Wenn eine Spielgruppe mit Regeln in einer bestimmten Situation (z. B. sozialer Kampf) klarkommt, die für einen anderen absolut nicht darauf ausgelegt (und damit unbrauchbar, dysfunktional) sind, wird darauf dann halt meist mit absolutem Unverständnis reagiert, wahlweise auch mit "ach, ihr wisst es auch einfach nicht besser."
Nachteile der Bindung
Prinzipiell beschneidet man das eigene Spielerlebnis, wenn man die Bindung zu radikal auslegt. Durch die Frage darüber, wie der Autor und Erschaffer des Systems es denn eigentlich gerne gesehen hätte, beschränkt man zusätzlich die eigene Kreativität. Das kann dazu führen, dass man versucht, Lücken durch Regelanpassungen zu ändern, die dann wieder andere Ungereimtheiten hervorrufen, das System im allgemeinen umständlich anpasst oder ewig auf der Suchen ach dem "richtigen System" ist. Allerdings spricht nichts dagegen, das zu machen, was man ohnehin bei vielen lesen kann und für verschiedene Spielweisen verschiedene Systeme zu haben.
Allgemein spricht nichts dagegen, so zu verfahren - Konflikte kommen in der Regel vor allem dann auf, wenn unterschiedliche Vorstellungen davon, was mit System XY geht oder nicht, aufeinanderprallen.
Klare Vorlieben und Abneigungen
Ich halte das meist relativ liberal. Das System sollte zugänglich sein und nicht stören, wenn es das tut, wird es geändert. Das bezieht sich auf alle Spielweisen und Situationen. Trotzdem würde ich für ein schnelles und unkompliziert-abstraktes System eher Barbarians of Lemuria wählen, z. B. - was allerdings nicht heißt, dass ich mir nicht vorstellen könnte, ähnliche Ergebnisse mit VoD zu erzielen.

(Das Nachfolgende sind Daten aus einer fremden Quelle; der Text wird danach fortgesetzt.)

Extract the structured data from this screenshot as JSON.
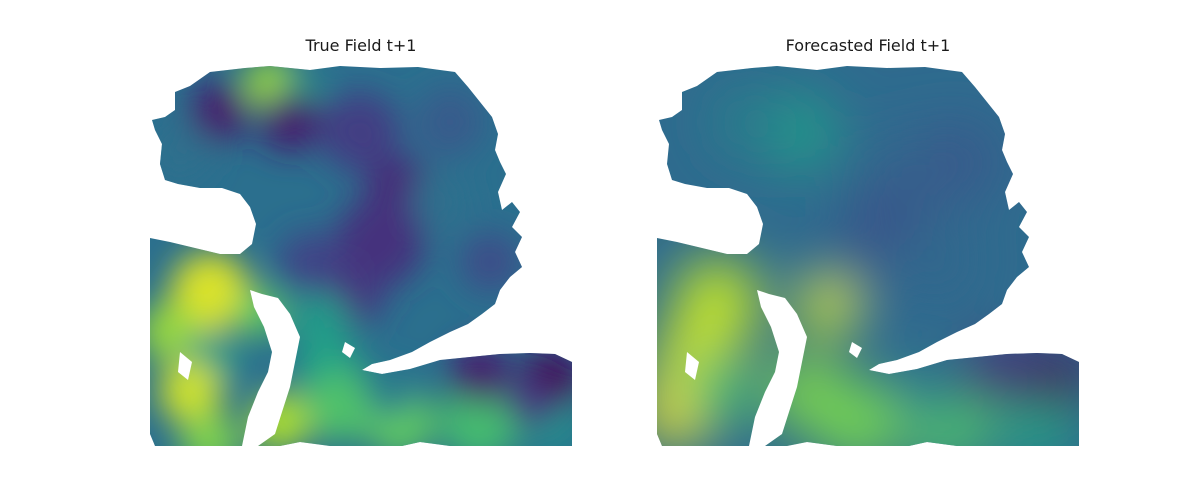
{
  "chart_data": [
    {
      "type": "heatmap",
      "title": "True Field t+1",
      "colormap": "viridis",
      "axes": "off",
      "colorbar": false,
      "field_character": "high-detail",
      "value_range": [
        0,
        1
      ]
    },
    {
      "type": "heatmap",
      "title": "Forecasted Field t+1",
      "colormap": "viridis",
      "axes": "off",
      "colorbar": false,
      "field_character": "smooth",
      "value_range": [
        0,
        1
      ]
    }
  ],
  "colors": {
    "viridis_low": "#440154",
    "viridis_mid": "#21918c",
    "viridis_high": "#fde725",
    "background": "#ffffff"
  }
}
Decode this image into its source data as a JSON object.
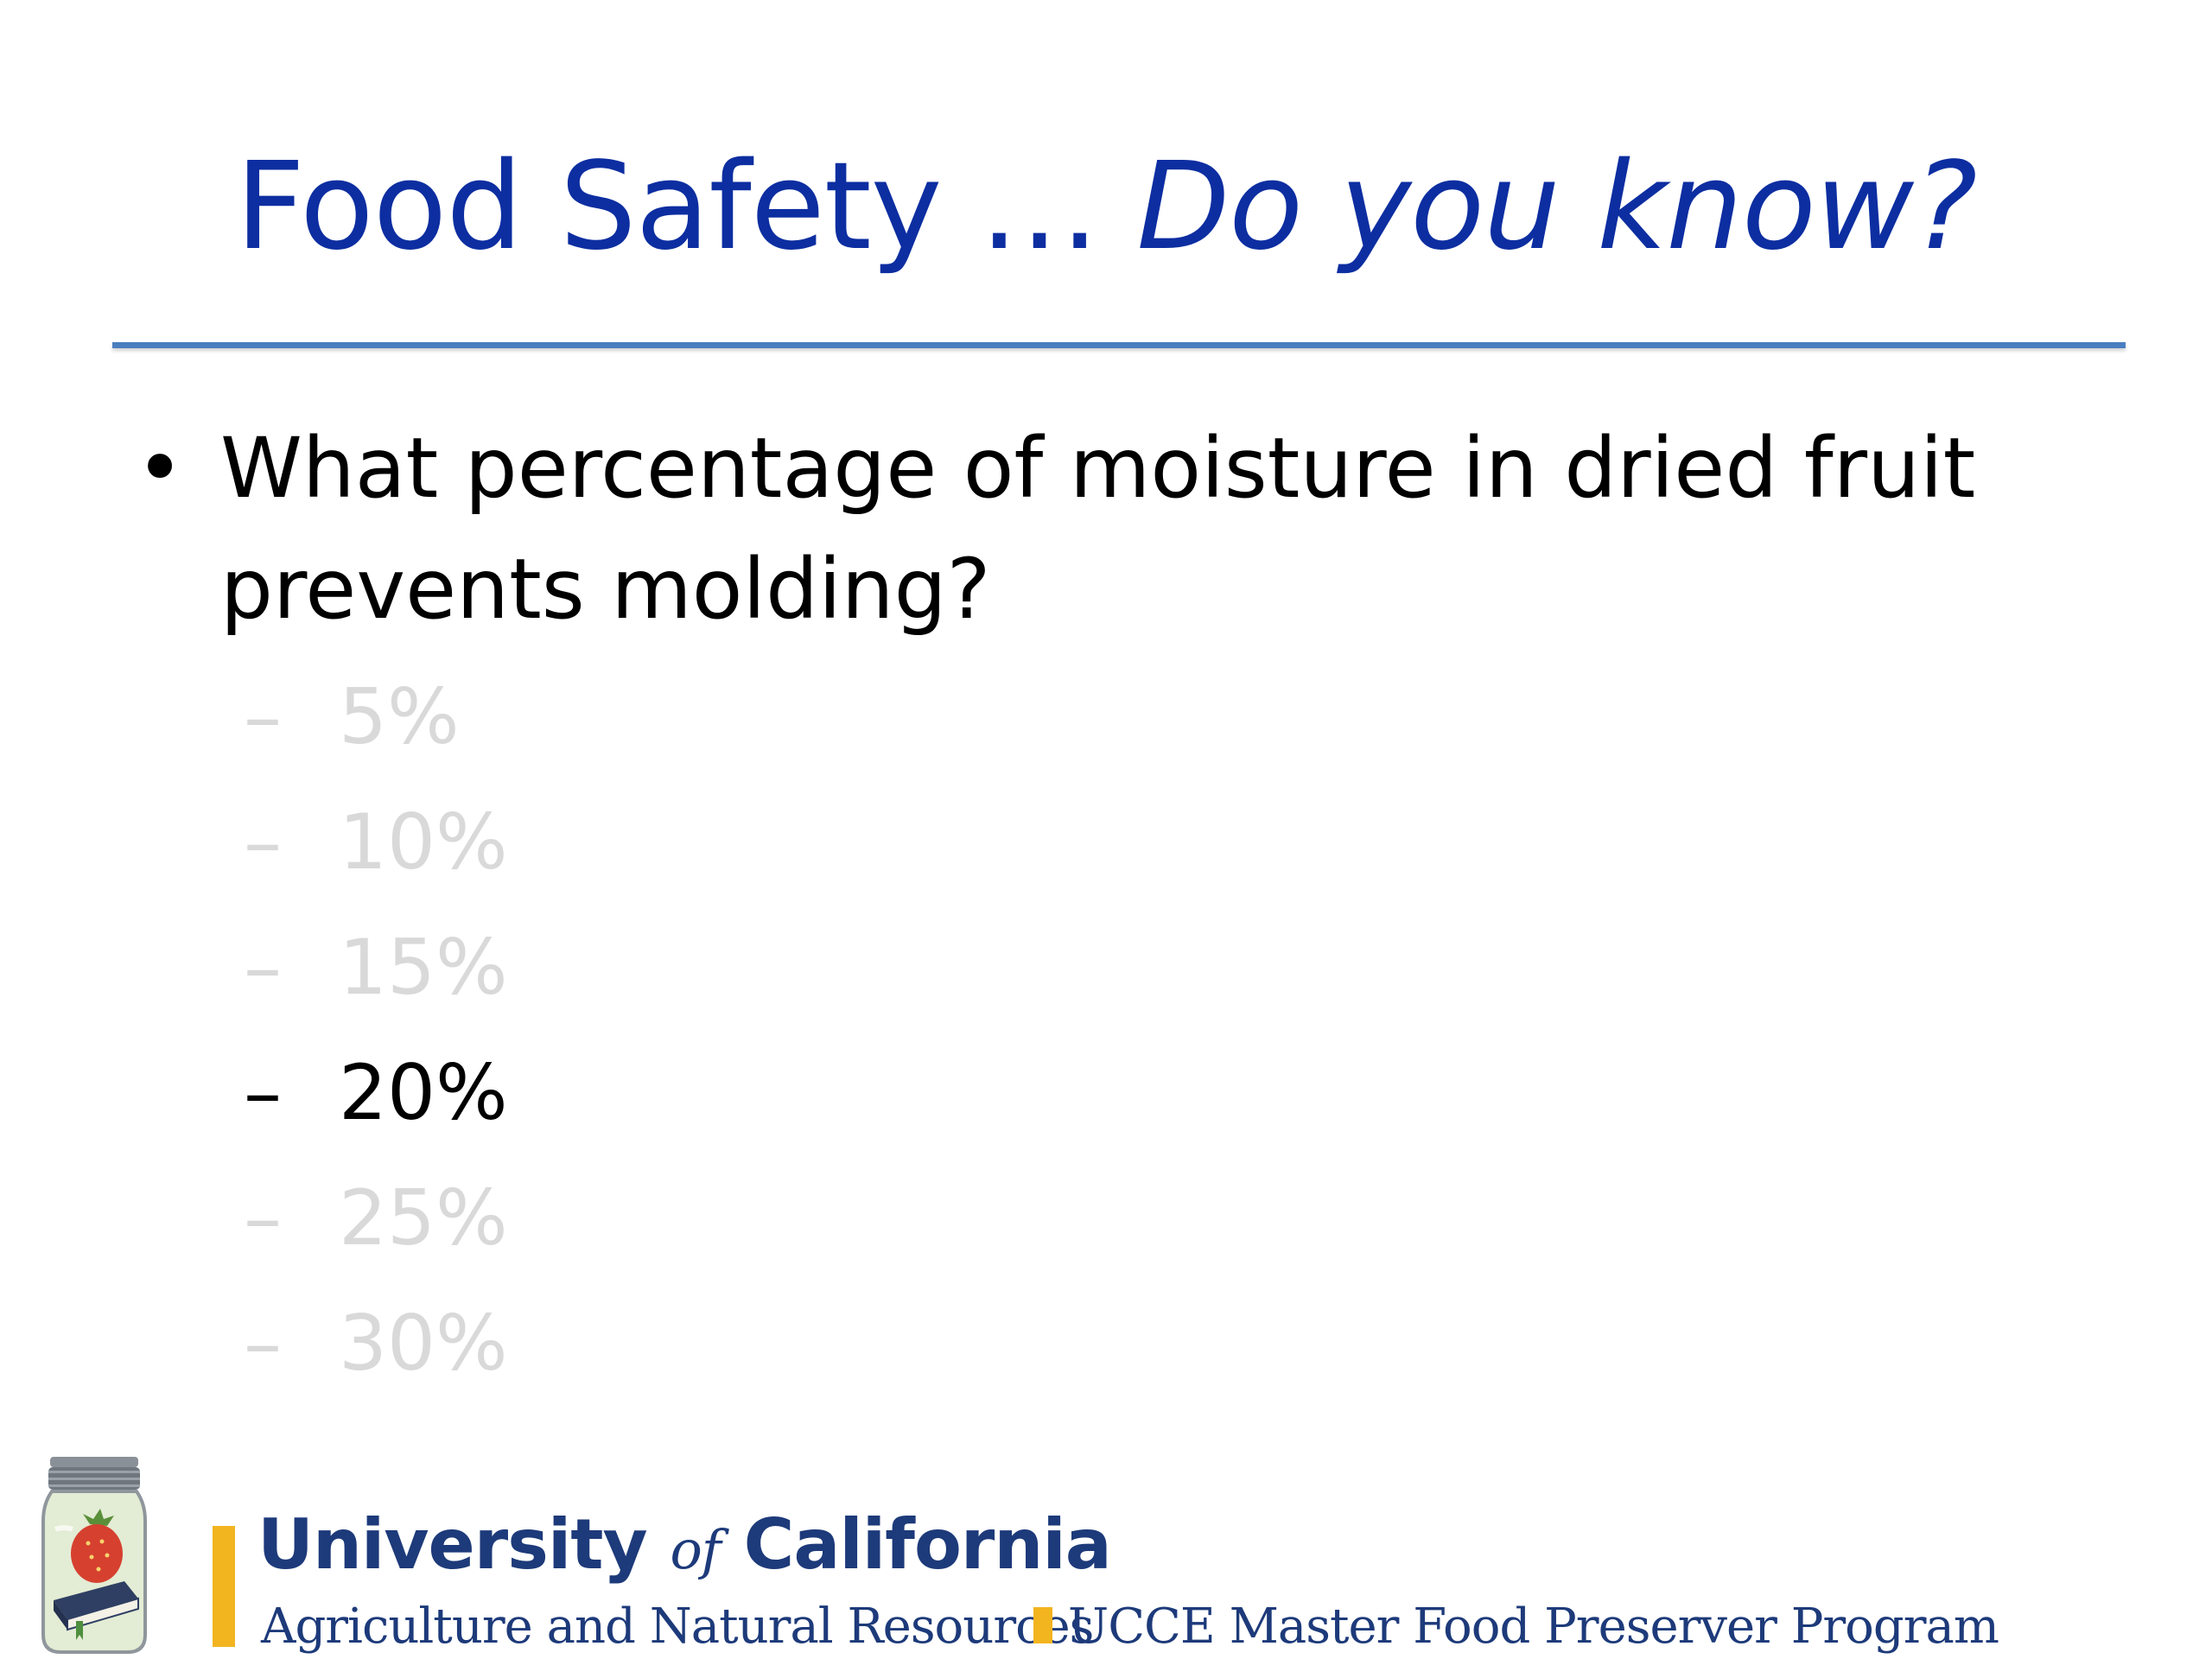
{
  "slide": {
    "title": {
      "main": "Food Safety … ",
      "emphasis": "Do you know?"
    },
    "question": {
      "bullet": "•",
      "text": "What percentage of moisture in dried fruit prevents molding?"
    },
    "answers": [
      {
        "dash": "–",
        "label": "5%",
        "correct": false
      },
      {
        "dash": "–",
        "label": "10%",
        "correct": false
      },
      {
        "dash": "–",
        "label": "15%",
        "correct": false
      },
      {
        "dash": "–",
        "label": "20%",
        "correct": true
      },
      {
        "dash": "–",
        "label": "25%",
        "correct": false
      },
      {
        "dash": "–",
        "label": "30%",
        "correct": false
      }
    ]
  },
  "footer": {
    "logo_icon": "mason-jar-strawberry-book-icon",
    "university_prefix": "University ",
    "university_of": "of",
    "university_suffix": " California",
    "division": "Agriculture and Natural Resources",
    "program": "UCCE Master Food Preserver Program"
  },
  "colors": {
    "title_blue": "#0d2ea1",
    "rule_blue": "#4a7ec0",
    "answer_dim": "#d9d9d9",
    "answer_correct": "#000000",
    "uc_blue": "#1d3a7a",
    "uc_gold": "#f2b41f"
  }
}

Letztlich kann die Art der Spielweise und die Bandbreite der Benutzung des Systems auch spontan im Spiel und durch die Gruppe festgelegt werden, wenn man keine Angst davor hat, dass Eingriff in die Heiligkeit der Autorenkonzeption automatisch Anarchie und Wahnsinn hervorruft.
Wieso gegen andere Spielweisen wettern, wieso sie aktiv ablehnen?
Hat wahrscheinlich ähnliche Gründe wie bei "wieso lässt man nicht freundlich gewähren?". Dazu komm vermutlich noch, dass man sich für sich selbst und in der Gruppe auf eine Spielweise von System / Rollenspiel XY geeinigt hat und zu hören, wie andere es völlig anders machen, Befremdung auslöst. Befremdung führt oft erstmal zu Ablehnung und zu dem Gefühl, das Gegenüber habe nicht richtig verstanden, wie man das Spiel spielen soll. Das kann zu langen Debatten führen, zu Vorschlägen Systeme zu benutzen, die das, was man da spielt, viel besser können - und bei Ablehnung solcher Hilfen dann gerne auch mal gerante über die Engstirnigkeit und Ignoranz der Leute, die das eben anders spielen wollen. Das Phänomen gibts auch in anderen Bereichen, habs sogar schon bei sowas Banalem wie Brettspielen erlebt (Risiko, Monopoly usw. sind da offenbar Anlaufstellen für krasse Grabenkämpfe, was die Regeln angeht).. wobei Rollenspiele in diesem Zusammenhang eigentlich nicht weniger banal sind.